Morávamos no campo, isolados de outras pessoas. Nosso senso de papéis de gênero foi aprendido de nossos pais, da maneira como os vimos se comportar. Meu irmão e eu lembramos da nossa confusão sobre gênero. Na realidade, eu era mais forte e mais violenta do que meu irmão, o que aprendemos rapidamente que era ruim. E ele era um garoto gentil e pacífico, o que descobrimos que era muito ruim. Embora muitas vezes ficássemos confusos, sabíamos com certeza um fato: não podíamos ser e agir da maneira que desejávamos, fazendo o que queríamos. Ficou claro para nós que nosso comportamento tinha que seguir um roteiro predeterminado e baseado no gênero.

Nós dois aprendemos a palavra “patriarcado” em nossa vida adulta, quando aprendemos que o roteiro que determinava o que deveríamos ser, as identidades que deveríamos criar, era baseado em valores e crenças patriarcais sobre gênero.

Eu sempre estava mais interessada em desafiar o patriarcado do que meu irmão, porque era o sistema que sempre me deixava de fora das coisas que eu queria fazer parte. Na vida familiar dos anos 1950, as bolas de gude eram um jogo de meninos. Meu irmão herdara suas bolinhas de gude dos homens da família; ele tinha uma caixa de lata para guardá-las. Todos os tamanhos e formas, maravilhosamente coloridas, eram para mim os objetos mais bonitos. Jogamos junto com eles, muitas vezes comigo agarrando-se agressivamente a bolinha que eu mais gostava, recusando-se a compartilhar. Quando papai estava no trabalho, nossa mãe, que era dona de casa, ficou contente em nos ver jogando bolinhas de gude juntos. No entanto, papai, olhando para nossa brincadeira de uma perspectiva patriarcal, ficou perturbado com o que viu. Sua filha, agressiva e competitiva, era uma jogadora melhor que seu filho. Seu filho era passivo; o garoto realmente não parecia se importar com quem ganhou e estava disposto a ceder bolas de gude. Papai decidiu que essa brincadeira tinha que terminar, que eu e meu irmão precisávamos aprender uma lição sobre papéis apropriados de gênero.

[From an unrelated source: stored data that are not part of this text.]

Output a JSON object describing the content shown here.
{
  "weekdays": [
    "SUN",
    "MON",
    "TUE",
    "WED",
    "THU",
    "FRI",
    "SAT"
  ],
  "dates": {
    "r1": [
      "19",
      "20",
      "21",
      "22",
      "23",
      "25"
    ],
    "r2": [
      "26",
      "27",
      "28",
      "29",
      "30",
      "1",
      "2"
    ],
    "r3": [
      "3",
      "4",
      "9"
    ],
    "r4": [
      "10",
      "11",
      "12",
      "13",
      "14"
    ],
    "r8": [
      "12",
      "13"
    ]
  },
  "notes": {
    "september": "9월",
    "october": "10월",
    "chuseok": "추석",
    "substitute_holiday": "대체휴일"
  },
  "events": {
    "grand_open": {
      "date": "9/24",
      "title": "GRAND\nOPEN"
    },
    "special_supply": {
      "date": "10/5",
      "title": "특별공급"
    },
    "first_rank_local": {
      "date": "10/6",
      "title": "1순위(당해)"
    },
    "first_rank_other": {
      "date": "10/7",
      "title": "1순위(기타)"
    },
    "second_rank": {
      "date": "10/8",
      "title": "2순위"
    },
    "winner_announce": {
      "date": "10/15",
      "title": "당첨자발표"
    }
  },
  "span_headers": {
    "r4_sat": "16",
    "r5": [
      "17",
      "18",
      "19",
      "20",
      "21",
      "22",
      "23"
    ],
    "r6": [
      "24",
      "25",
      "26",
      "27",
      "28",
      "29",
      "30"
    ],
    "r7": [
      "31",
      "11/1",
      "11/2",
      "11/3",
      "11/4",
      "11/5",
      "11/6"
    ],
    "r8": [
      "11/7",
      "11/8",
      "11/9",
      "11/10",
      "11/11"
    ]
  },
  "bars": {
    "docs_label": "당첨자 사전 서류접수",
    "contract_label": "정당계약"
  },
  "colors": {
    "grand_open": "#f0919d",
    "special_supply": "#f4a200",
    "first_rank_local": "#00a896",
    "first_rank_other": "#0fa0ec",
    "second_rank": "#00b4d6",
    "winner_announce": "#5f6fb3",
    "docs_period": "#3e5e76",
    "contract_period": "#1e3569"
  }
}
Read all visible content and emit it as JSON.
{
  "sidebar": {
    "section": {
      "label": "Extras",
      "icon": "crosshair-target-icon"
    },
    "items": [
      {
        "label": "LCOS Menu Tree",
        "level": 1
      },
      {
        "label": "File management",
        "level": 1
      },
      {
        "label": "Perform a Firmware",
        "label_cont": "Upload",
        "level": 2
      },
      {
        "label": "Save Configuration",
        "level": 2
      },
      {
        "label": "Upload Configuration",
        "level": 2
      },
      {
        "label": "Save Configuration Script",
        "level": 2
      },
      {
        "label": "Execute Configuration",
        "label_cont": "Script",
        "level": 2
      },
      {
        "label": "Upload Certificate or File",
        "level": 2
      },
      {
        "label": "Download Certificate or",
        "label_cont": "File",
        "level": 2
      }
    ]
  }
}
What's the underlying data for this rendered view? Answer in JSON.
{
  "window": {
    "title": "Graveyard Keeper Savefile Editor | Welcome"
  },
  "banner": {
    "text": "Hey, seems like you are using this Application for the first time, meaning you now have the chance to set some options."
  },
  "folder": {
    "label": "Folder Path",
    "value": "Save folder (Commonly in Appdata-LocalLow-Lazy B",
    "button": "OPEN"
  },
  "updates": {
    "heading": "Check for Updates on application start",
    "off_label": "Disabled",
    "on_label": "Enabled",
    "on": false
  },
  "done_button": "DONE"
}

Uma noite, meu irmão recebeu permissão de papai para trazer a lata de bolinhas de gude. Anunciei meu desejo de brincar e meu irmão me disse que “as meninas não brincavam com bolinhas de gude”, que era um jogo de meninos. Isso não fazia sentido para minha mente de quatro ou cinco anos e eu insisti no meu direito de jogar pegando bolas de gude e as jogando. Papai interveio para me dizer para parar. Eu não escutei. Sua voz ficou cada vez mais alta. Então, de repente, ele me pegou, quebrou uma tábua da nossa porta de tela e começou a me bater, dizendo: “Você é apenas uma garotinha. Quando digo para você fazer alguma coisa, quero que você faça. Ele me bateu e me bateu, querendo que eu reconhecesse que eu entendi o que havia feito. Sua raiva, sua violência capturaram a atenção de todos. Nossa família focou em observar, arrebatada diante da pornografia da violência patriarcal. Depois dessa surra, fui banida — forçada a ficar sozinha no escuro. Mamãe entrou no quarto para aliviar a dor, me dizendo com sua voz suave do Sul: — Tentei avisar você. Você precisa aceitar que é apenas uma garotinha e as garotas não podem fazer o que os meninos fazem.” A serviço do patriarcado, sua tarefa era reforçar que papai fizera a coisa certa, colocando-me no meu lugar, restaurando a ordem social natural.

Lembro-me muito bem desse evento traumático, porque era uma história contada várias vezes em nossa família. Ninguém se importava que a recontagem constante pudesse desencadear estresse pós-traumático; a recontagem foi necessária para reforçar a mensagem e o estado lembrado de absoluta impotência. A lembrança desse chicote brutal de uma filha pequena por um homem grande e forte serviu como mais do que apenas um lembrete para mim do meu lugar de gênero, foi um lembrete para todos assistindo/relembrando, para todos os meus parentes, homens e mulheres, e para nossa mãe adulta que nosso pai patriarcal era o governante em nossa casa. Devemos lembrar que, se não obedecermos às regras dele, seremos punidos, punidos até a morte. Foi assim que fomos educados experimentalmente na arte do patriarcado.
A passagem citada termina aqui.